Anton described the trip he, Swanson and retail worker Diane Dormer made to St. Paul Park, Minnesota, the previous weekend. They went to deliver messages of support to the Marathon workers who are fighting bosses’ demands to contract out work involving hazardous chemicals, and for job cuts and combinations. Safety on the job and for those living near the refinery is the central question in their fight.
“I was blown away by the support the Marathon workers have gotten from teachers, nurses and others,” Anton said. Their union’s “food drive has distributed 1 million pounds of food, not just to families of the locked-out workers, but also to the community.”
“The SWP says no worker has to die,” Swanson told the meeting. “When we unite and fight for a union in our workplace we can have a say over our wages and working conditions. Work can be organized safely if workers and their unions fight to take control of production.”

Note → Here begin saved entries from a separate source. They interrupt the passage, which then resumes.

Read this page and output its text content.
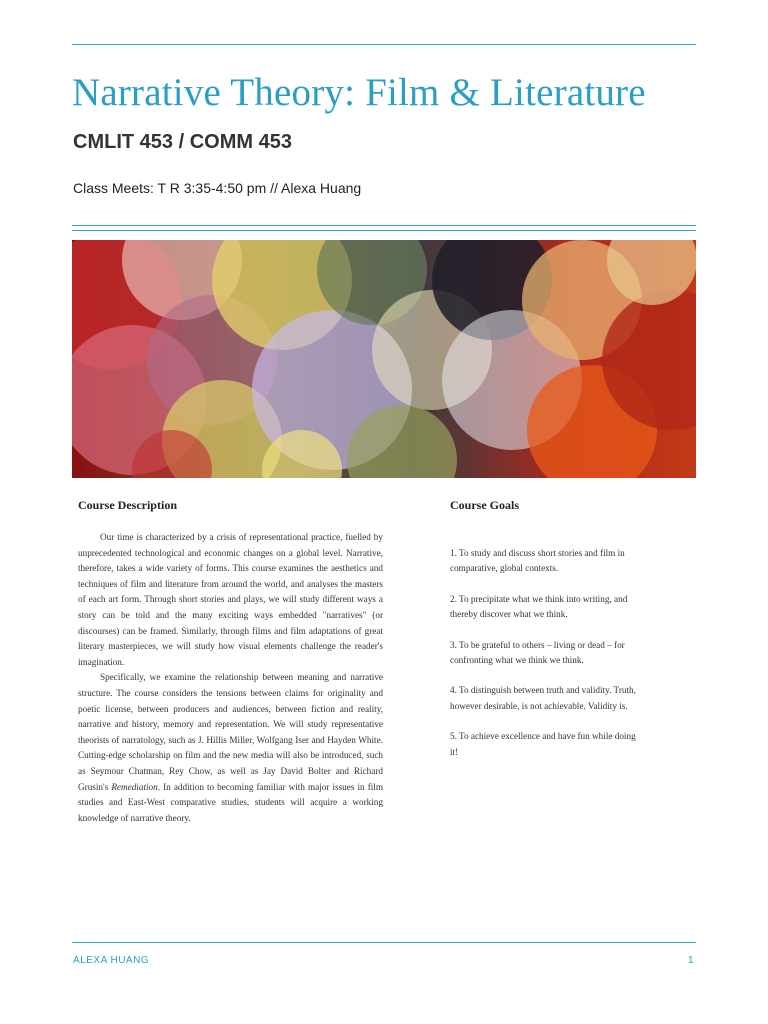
Narrative Theory: Film & Literature
CMLIT 453 / COMM 453
Class Meets: T R 3:35-4:50 pm // Alexa Huang

Course Description

Our time is characterized by a crisis of representational practice, fuelled by unprecedented technological and economic changes on a global level. Narrative, therefore, takes a wide variety of forms. This course examines the aesthetics and techniques of film and literature from around the world, and analyses the masters of each art form. Through short stories and plays, we will study different ways a story can be told and the many exciting ways embedded "narratives" (or discourses) can be framed. Similarly, through films and film adaptations of great literary masterpieces, we will study how visual elements challenge the reader's imagination.

Specifically, we examine the relationship between meaning and narrative structure. The course considers the tensions between claims for originality and poetic license, between producers and audiences, between fiction and reality, narrative and history, memory and representation. We will study representative theorists of narratology, such as J. Hillis Miller, Wolfgang Iser and Hayden White. Cutting-edge scholarship on film and the new media will also be introduced, such as Seymour Chatman, Rey Chow, as well as Jay David Bolter and Richard Grusin's Remediation. In addition to becoming familiar with major issues in film studies and East-West comparative studies, students will acquire a working knowledge of narrative theory.

Course Goals

1. To study and discuss short stories and film in comparative, global contexts.

2. To precipitate what we think into writing, and thereby discover what we think.

3. To be grateful to others – living or dead – for confronting what we think we think.

4. To distinguish between truth and validity. Truth, however desirable, is not achievable. Validity is.

5. To achieve excellence and have fun while doing it!

ALEXA HUANG	1
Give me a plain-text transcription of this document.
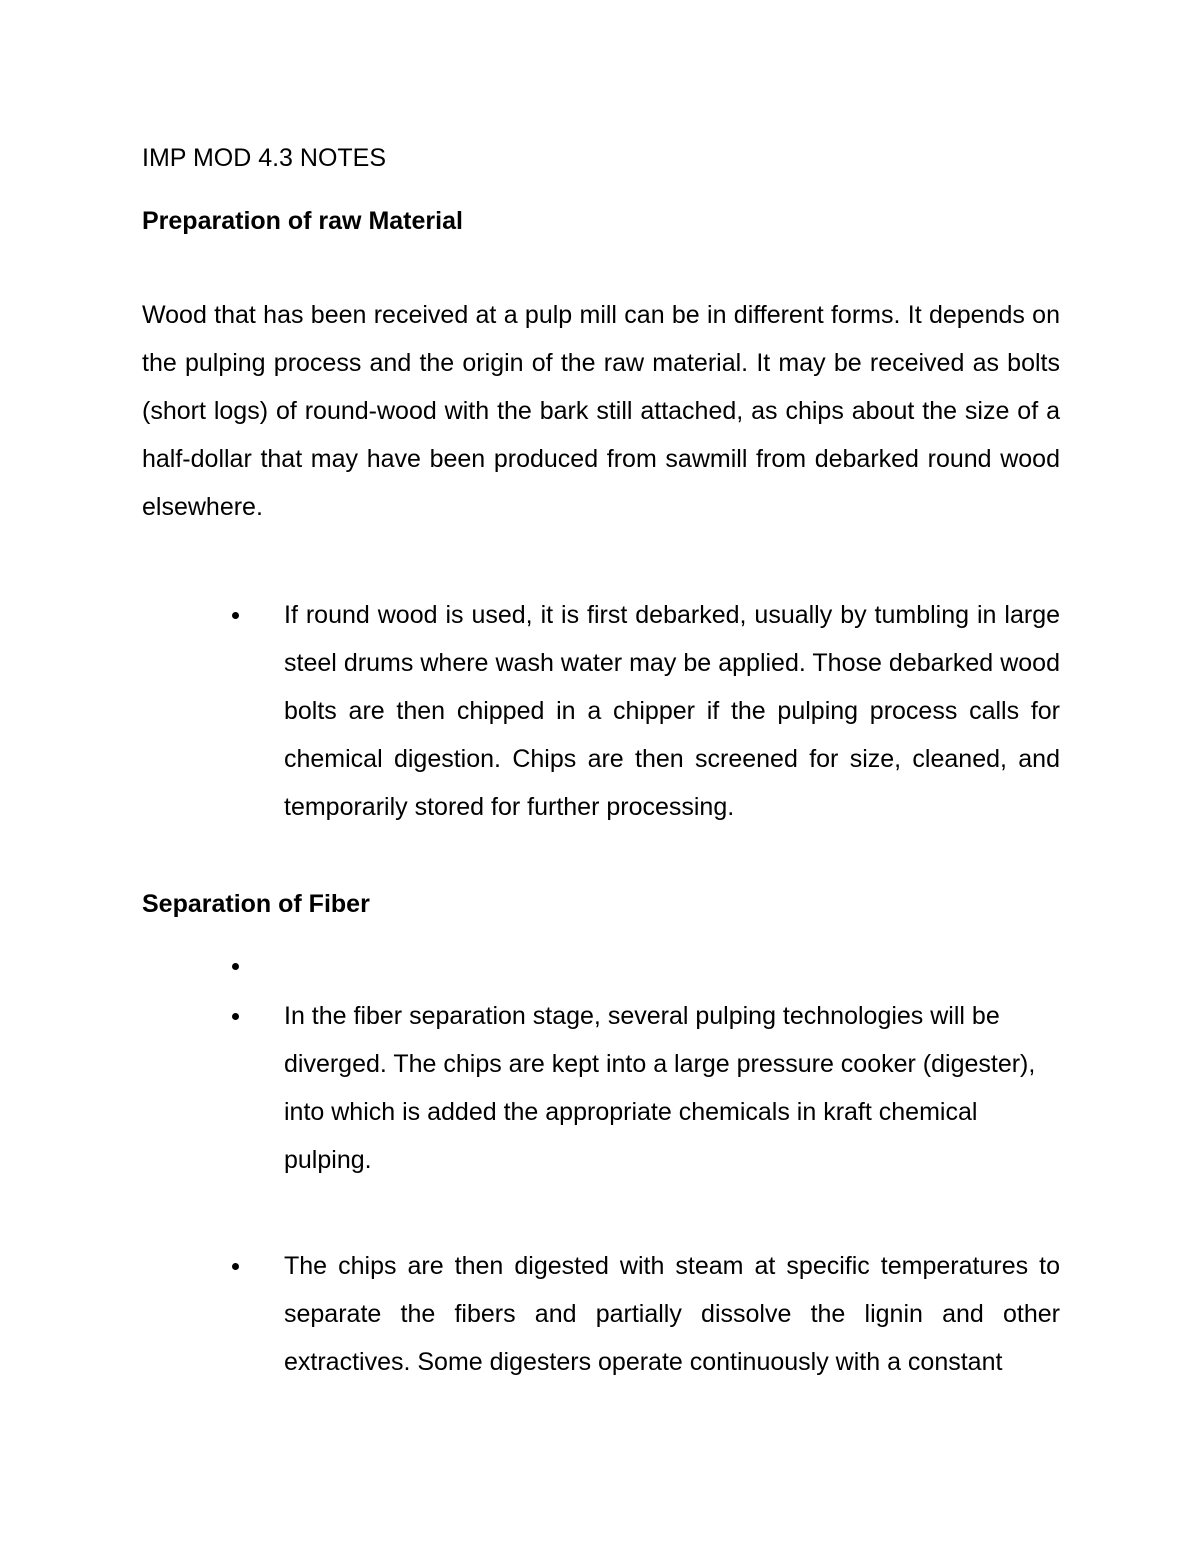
IMP MOD 4.3 NOTES
Preparation of raw Material

Wood that has been received at a pulp mill can be in different forms. It depends on the pulping process and the origin of the raw material. It may be received as bolts (short logs) of round-wood with the bark still attached, as chips about the size of a half-dollar that may have been produced from sawmill from debarked round wood elsewhere.

If round wood is used, it is first debarked, usually by tumbling in large steel drums where wash water may be applied. Those debarked wood bolts are then chipped in a chipper if the pulping process calls for chemical digestion. Chips are then screened for size, cleaned, and temporarily stored for further processing.
Separation of Fiber
In the fiber separation stage, several pulping technologies will be diverged. The chips are kept into a large pressure cooker (digester), into which is added the appropriate chemicals in kraft chemical pulping.
The chips are then digested with steam at specific temperatures to separate the fibers and partially dissolve the lignin and other extractives. Some digesters operate continuously with a constant
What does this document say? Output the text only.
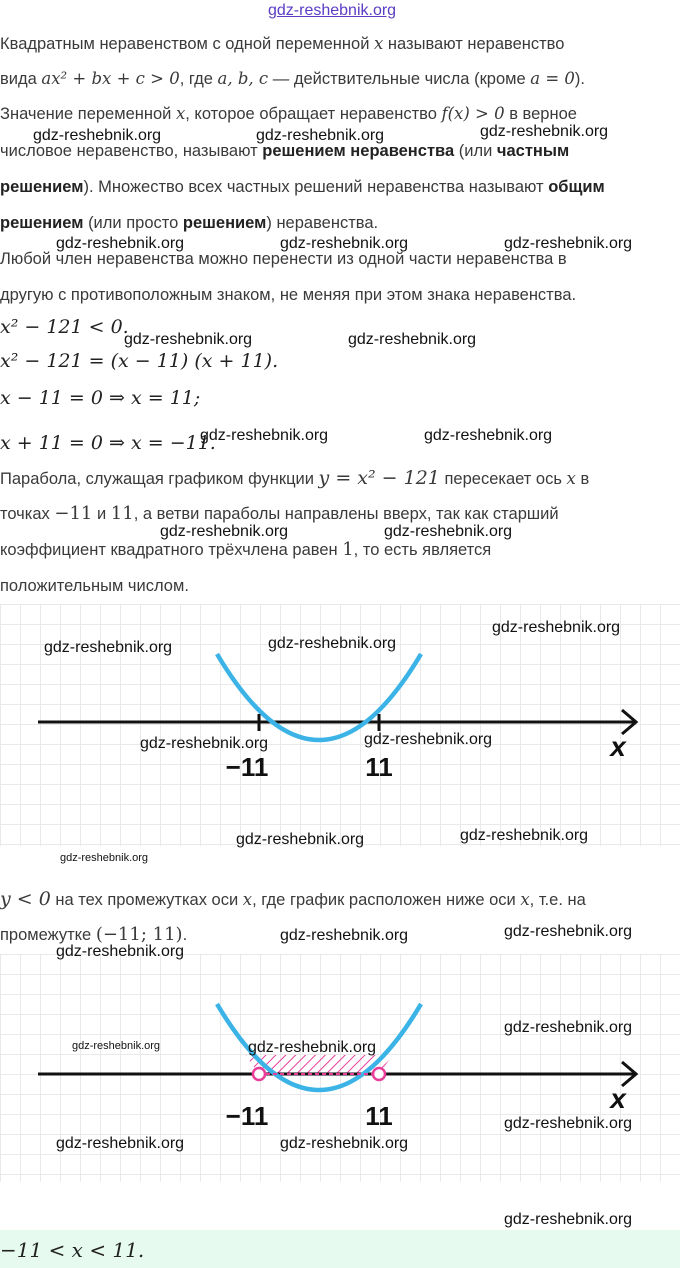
gdz-reshebnik.org
Квадратным неравенством с одной переменной x называют неравенство
вида ax² + bx + c > 0, где a, b, c — действительные числа (кроме a = 0).
Значение переменной x, которое обращает неравенство f(x) > 0 в верное
числовое неравенство, называют решением неравенства (или частным
решением). Множество всех частных решений неравенства называют общим
решением (или просто решением) неравенства.
Любой член неравенства можно перенести из одной части неравенства в
другую с противоположным знаком, не меняя при этом знака неравенства.
x² − 121 < 0.
x² − 121 = (x − 11) (x + 11).
x − 11 = 0 ⇒ x = 11;
x + 11 = 0 ⇒ x = −11.
Парабола, служащая графиком функции y = x² − 121 пересекает ось x в
точках −11 и 11, а ветви параболы направлены вверх, так как старший
коэффициент квадратного трёхчлена равен 1, то есть является
положительным числом.
−11	11
x
y < 0 на тех промежутках оси x, где график расположен ниже оси x, т.е. на
промежутке (−11; 11).
−11	11
x
−11 < x < 11.
gdz-reshebnik.org	gdz-reshebnik.org	gdz-reshebnik.org
gdz-reshebnik.org	gdz-reshebnik.org	gdz-reshebnik.org
gdz-reshebnik.org	gdz-reshebnik.org
gdz-reshebnik.org	gdz-reshebnik.org
gdz-reshebnik.org	gdz-reshebnik.org
gdz-reshebnik.org	gdz-reshebnik.org
gdz-reshebnik.org
gdz-reshebnik.org	gdz-reshebnik.org
gdz-reshebnik.org	gdz-reshebnik.org
gdz-reshebnik.org
gdz-reshebnik.org	gdz-reshebnik.org
gdz-reshebnik.org
gdz-reshebnik.org
gdz-reshebnik.org	gdz-reshebnik.org
gdz-reshebnik.org
gdz-reshebnik.org	gdz-reshebnik.org
gdz-reshebnik.org
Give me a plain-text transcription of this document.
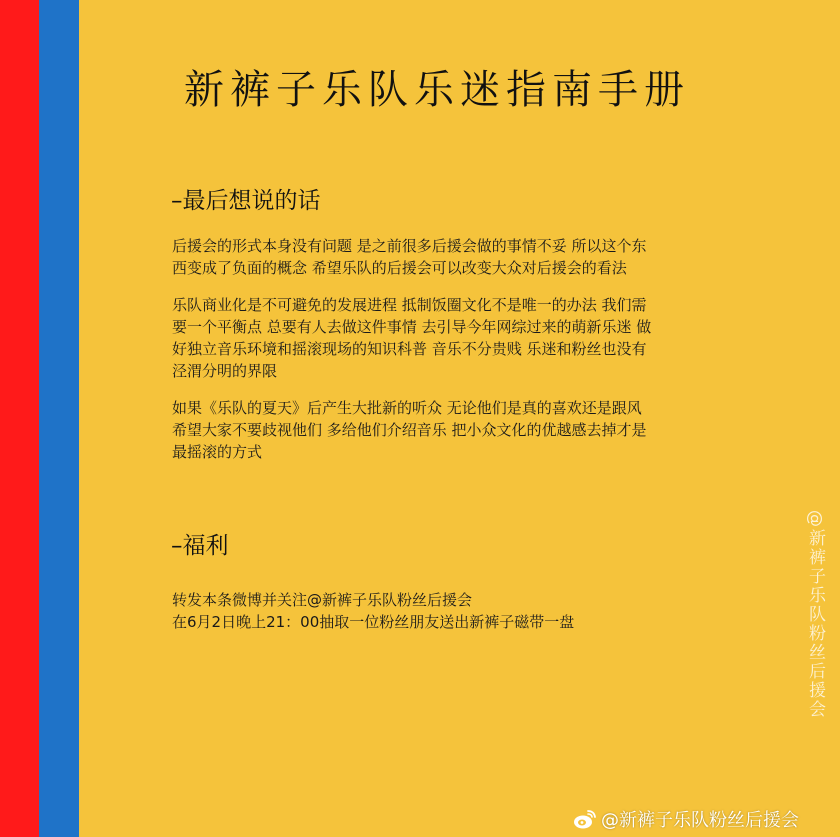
新裤子乐队乐迷指南手册
–最后想说的话

后援会的形式本身没有问题 是之前很多后援会做的事情不妥 所以这个东
西变成了负面的概念 希望乐队的后援会可以改变大众对后援会的看法

乐队商业化是不可避免的发展进程 抵制饭圈文化不是唯一的办法 我们需
要一个平衡点 总要有人去做这件事情 去引导今年网综过来的萌新乐迷 做
好独立音乐环境和摇滚现场的知识科普 音乐不分贵贱 乐迷和粉丝也没有
泾渭分明的界限

如果《乐队的夏天》后产生大批新的听众 无论他们是真的喜欢还是跟风
希望大家不要歧视他们 多给他们介绍音乐 把小众文化的优越感去掉才是
最摇滚的方式

–福利

转发本条微博并关注@新裤子乐队粉丝后援会
在6月2日晚上21：00抽取一位粉丝朋友送出新裤子磁带一盘	@新裤子乐队粉丝后援会
@新裤子乐队粉丝后援会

Fein spoke about the upcoming car caravan in several cities March 28 to protest the U.S. rulers’ decadeslong economic war on Cuba, aimed at overthrowing its socialist revolution.
“By overturning capitalist rule, working people in Cuba ended domination by the exploiting class,” Swanson said. “It’s the clearest example of what is possible. Workers here need to emulate that course.”
During the campaign Swanson has been interviewed on KOLN/KGIN-TV, KFOR radio and is featured in the Lincoln Journal Star Voters Guide. The Student Union at the University of Nebraska invited Swanson to address a meeting there March 23.
Four Socialist Workers Party campaigners from Chicago spent the weekend in Lincoln campaigning with Swanson, Anton and others.
“Working people need to run the government,” Jerri Ellington told SWP campaigner Ruth Harris, when Harris knocked on her door in nearby Crete, “but we are a long way from that.”
“We can speed the day by organizing solidarity with workers’ struggles today,” Harris said, pointing out the need for workers to build their own party, a labor party. Ellington signed up for a six-month subscription and bought a copy of Are They Rich Because They’re Smart? Class, Privilege, and Learning Under Capitalism by SWP National Secretary Jack Barnes.
On their way to Lincoln, SWP campaigners from Chicago stopped at a large Amazon fulfillment center in Bondurant, Iowa, to talk with workers at the shift change. Many had been following the union organizing drive at the Amazon warehouse in Bessemer, Alabama, thinking about whether they could do one too. The team sold 24 copies of the Militant.
Over the weekend, eight subscriptions to the Militant and 53 single copies were picked up by working people.